In Kinks classics such as “Days”, “This Is Where I Belong” and “Waterloo Sunset”, Ray Davies mined a vein of bittersweet wistfulness that other rockers have rarely approached. Until Ron Sexsmith. This may be heresy, but over the last decade, the Canadian tunesmith has crafted a body of work that not only echoes but rivals that of the Kinks at their most exquisite (late-’60s).
Time Being — a title that hits the perfect thematic chord — is as good as any album Sexsmith has released, though pretty much every album he issues strikes me at the time as his best. It reunites him with producer Mitchell Froom, after interesting detours including one record produced by Steve Earle; Froom’s early work with Sexsmith established the songwriter’s reputation. Here, Froom eschews the bells and whistles he often employs with others, with the stripped-down arrangements letting the strength of the material stand on its own.
And the material is uniformly strong — subtly so, yearningly so, melodically so. From the lilt of “Hands Of Time” to the evanescence of “Snow Angel” to the pop resilience of “All In Good Time” to the romantic balladry of “Reason For Our Love”, Sexsmith makes it all sound so effortless that one wonders why so little popular music has this much grace.

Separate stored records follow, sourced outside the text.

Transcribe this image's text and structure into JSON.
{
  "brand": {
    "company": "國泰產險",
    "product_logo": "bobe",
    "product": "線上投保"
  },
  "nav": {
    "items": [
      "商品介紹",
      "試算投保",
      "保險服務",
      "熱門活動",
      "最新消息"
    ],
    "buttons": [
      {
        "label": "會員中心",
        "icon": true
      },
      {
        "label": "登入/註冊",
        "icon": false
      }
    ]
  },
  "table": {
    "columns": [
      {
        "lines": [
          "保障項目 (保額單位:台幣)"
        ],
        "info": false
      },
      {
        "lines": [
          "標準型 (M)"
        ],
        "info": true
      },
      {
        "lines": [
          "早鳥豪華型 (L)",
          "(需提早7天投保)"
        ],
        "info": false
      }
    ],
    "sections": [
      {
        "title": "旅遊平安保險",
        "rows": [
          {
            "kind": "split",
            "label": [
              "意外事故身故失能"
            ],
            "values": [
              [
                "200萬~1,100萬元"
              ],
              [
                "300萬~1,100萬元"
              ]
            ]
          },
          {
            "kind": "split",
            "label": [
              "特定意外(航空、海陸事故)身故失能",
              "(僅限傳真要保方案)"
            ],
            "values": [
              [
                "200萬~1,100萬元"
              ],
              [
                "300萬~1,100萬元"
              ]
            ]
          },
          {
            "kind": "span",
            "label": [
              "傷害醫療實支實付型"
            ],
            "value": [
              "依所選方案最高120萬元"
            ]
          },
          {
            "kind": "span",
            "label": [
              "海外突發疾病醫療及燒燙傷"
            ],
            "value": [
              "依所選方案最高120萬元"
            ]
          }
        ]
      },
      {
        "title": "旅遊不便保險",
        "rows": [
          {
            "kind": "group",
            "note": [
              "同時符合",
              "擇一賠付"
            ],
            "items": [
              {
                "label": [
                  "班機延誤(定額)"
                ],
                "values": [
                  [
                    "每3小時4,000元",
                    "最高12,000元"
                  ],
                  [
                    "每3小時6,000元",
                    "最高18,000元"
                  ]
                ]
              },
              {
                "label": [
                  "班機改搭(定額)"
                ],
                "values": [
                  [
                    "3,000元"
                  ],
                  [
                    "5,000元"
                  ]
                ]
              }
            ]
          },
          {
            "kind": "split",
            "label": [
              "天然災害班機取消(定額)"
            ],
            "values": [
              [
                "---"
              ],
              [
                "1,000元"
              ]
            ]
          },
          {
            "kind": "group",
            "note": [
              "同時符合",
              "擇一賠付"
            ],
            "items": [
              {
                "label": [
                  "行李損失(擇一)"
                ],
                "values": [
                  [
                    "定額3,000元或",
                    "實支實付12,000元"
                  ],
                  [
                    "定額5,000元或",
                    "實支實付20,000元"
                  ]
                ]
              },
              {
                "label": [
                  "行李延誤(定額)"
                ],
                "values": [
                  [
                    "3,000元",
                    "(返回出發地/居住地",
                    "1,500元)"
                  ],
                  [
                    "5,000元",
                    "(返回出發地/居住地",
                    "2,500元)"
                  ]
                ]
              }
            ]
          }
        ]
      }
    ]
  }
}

He’s particularly adept at matching darker lyrical strains with warmer tunes. Environmental apocalypse has never sound as buoyant as it does in “I Think We’re Lost”, while the hushed intimacy of “And Now The Day Is Done” provides musical comfort in the face of death. As for the domestic la-la-la’s of “Some Dusty Things”, for those of us who love this sort of stuff, it just doesn’t get any better than this.